Dès l'origine, un fait massif aveuglant,
était acquis. Profitant de leur hégémonie temporaire en Europe, les
hitlériens avaient froidement résolu d'exterminer des millions
d'êtres humains, et ils ont mis leur plan à exécution avec cette
méthode scientifique qu'appliquent les Allemands jusque dans leurs
entreprises les plus monstrueuses. Qu'on parle de crimes de guerre
ou de crimes contre l'humanité importe peu. Cinq millions d'hommes
au moins, presque tous Juifs, ont passé par les chambres à gaz, des
millions d'autres, dans les camps de concentration, dans certains
camps de prisonniers russes, dans les territoires occupés, ont été
abattus ou condamnés à une mort lente. Avec une technique raffinée
et morbide, les Allemands se sont ingéniés à martyriser et à avilir
leurs victimes. Ces forfaits hurlaient au ciel. Rien ne pouvait les
effacer, rien ne pouvait les excuser. Les dirigeants du régime en
portaient la responsabilité collective et solidaire. Si le procès
s'était limité à ces chefs d'accusation, la justice eût été simple,
expéditive, si l'on veut. Je ne suis pas sûr qu'elle eût été
affaiblie.
J'entends bien que les autres chefs
d'accusation, conspiration contre la paix, ou complot ayant pour
objet de commettre des crimes contre la paix, préparation de guerre
d'agression, constituent une innovation plus intéressante. On s'est
efforcé de créer la loi ou le précédent, au moment même où l'on
punissait les coupables. Et il est vrai encore que rarement la
volonté d'une guerre d'agression fut aussi évidente, aussi
amplement démontrée. S'il nous reste dans l'esprit quelque doute,
celui-ci ne porte pas sur le complot hitlérien contre la paix, il
porte sur la difficulté d'établir en pareille matière une
législation valable.
L'agression hitlérienne, ou, plus largement
encore, la tentative hitlérienne pour soumettre les nations
voisines et édifier un Empire, n'est pas la première dans
l'histoire de l'humanité. Encore faut-il qu'elle soit la
dernière.
Le procès de Nuremberg garantit que,
désormais, les chefs d'un État agresseur seront, après la défaite,
traduits en jugement. Mais il ne garantit pas que les chefs d'un
État, victime d'une agression, mais finalement vaincu, ne subiront
pas le même sort.
Le droit international, plus encore que
tout autre droit, a besoin de la force. Ce sont les armes, et non
les lois qui assurent la victoire de la justice.

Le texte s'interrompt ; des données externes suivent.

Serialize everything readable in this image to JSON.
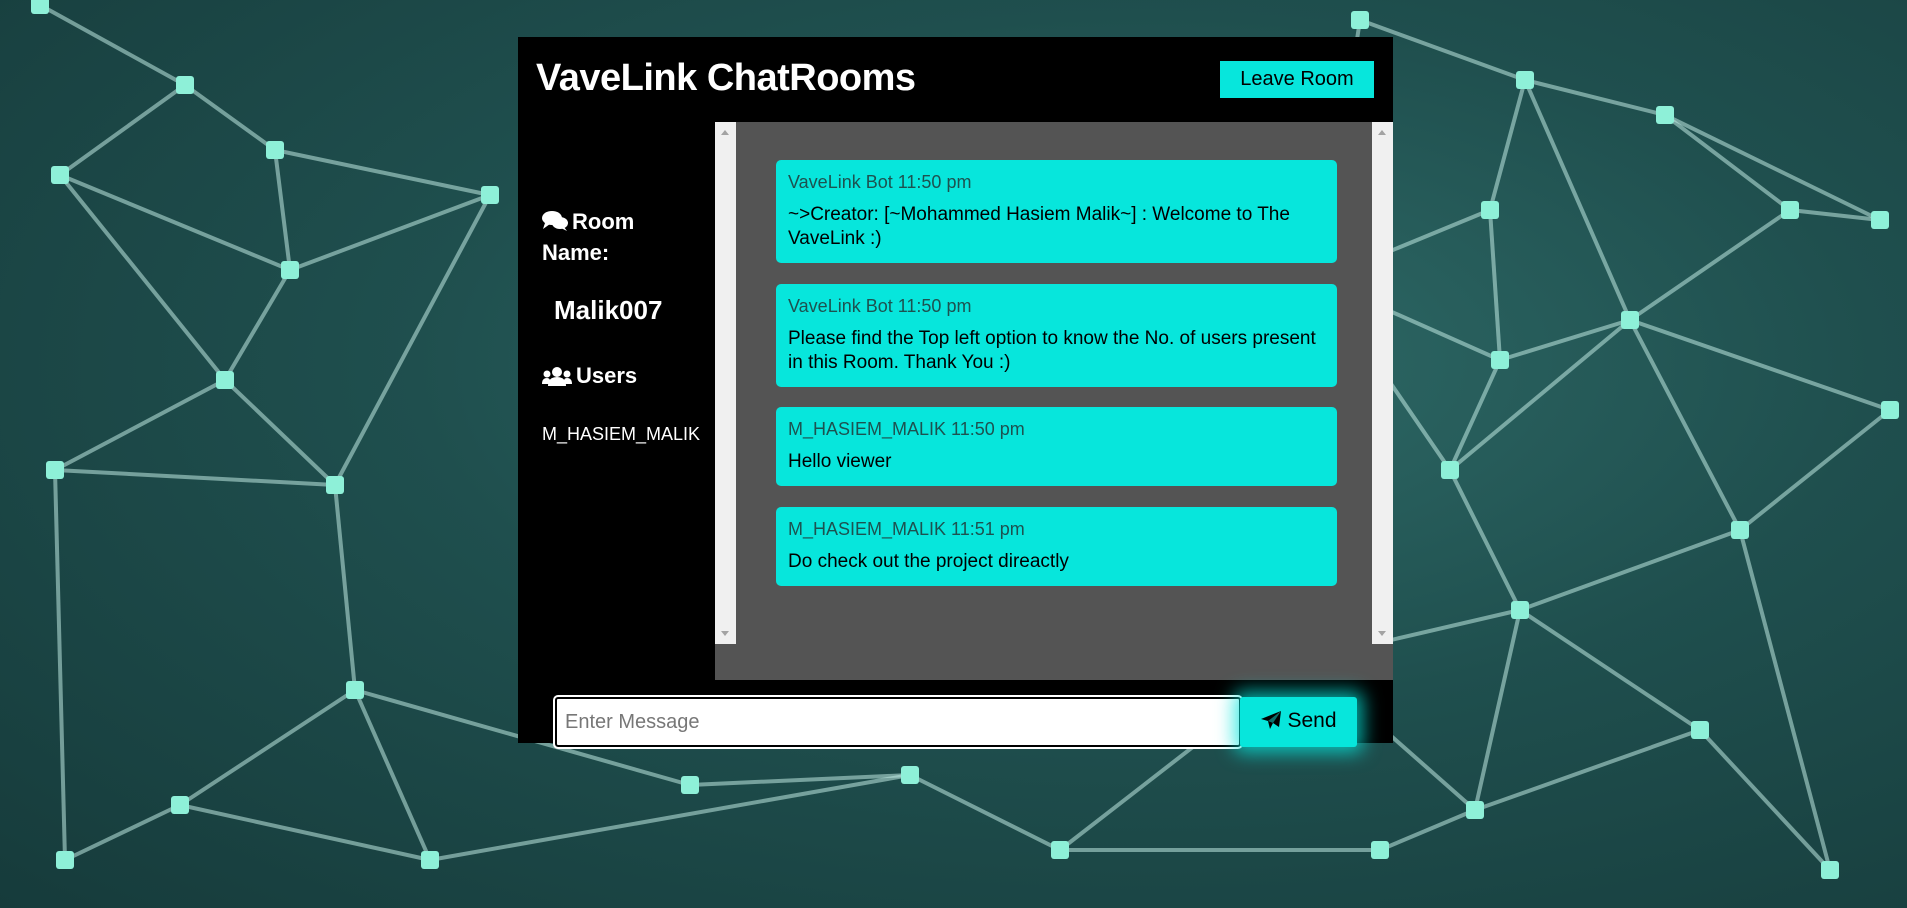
{
  "app": {
    "title": "VaveLink ChatRooms",
    "leave_label": "Leave Room"
  },
  "sidebar": {
    "room_heading": "Room Name:",
    "room_heading_icon": "comments-icon",
    "room_name": "Malik007",
    "users_heading": "Users",
    "users_heading_icon": "users-icon",
    "users": [
      "M_HASIEM_MALIK"
    ]
  },
  "messages": [
    {
      "meta": "VaveLink Bot 11:50 pm",
      "text": "~>Creator: [~Mohammed Hasiem Malik~] : Welcome to The VaveLink :)"
    },
    {
      "meta": "VaveLink Bot 11:50 pm",
      "text": "Please find the Top left option to know the No. of users present in this Room. Thank You :)"
    },
    {
      "meta": "M_HASIEM_MALIK 11:50 pm",
      "text": "Hello viewer"
    },
    {
      "meta": "M_HASIEM_MALIK 11:51 pm",
      "text": "Do check out the project direactly"
    }
  ],
  "composer": {
    "placeholder": "Enter Message",
    "value": "",
    "send_label": "Send",
    "send_icon": "paper-plane-icon"
  },
  "colors": {
    "accent": "#07e6dc",
    "panel": "#000000",
    "messages_bg": "#545454"
  }
}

[Post-Scriptum à son éditorial dans
Combat
, le 4 octobre: Quelques lecteurs ont été choqués par le titre
"Victoire de la Justice" que j'avais donné à des commentaires sur
le verdict de Nuremberg. Le contenu de l'article ne laissait pas de
doute sur mes sentiments, mais le titre était équivoque. Je me
félicitais de la victoire de la Justice en songeant au procès
qu'auraient institué, eux aussi, les nazis triomphants.]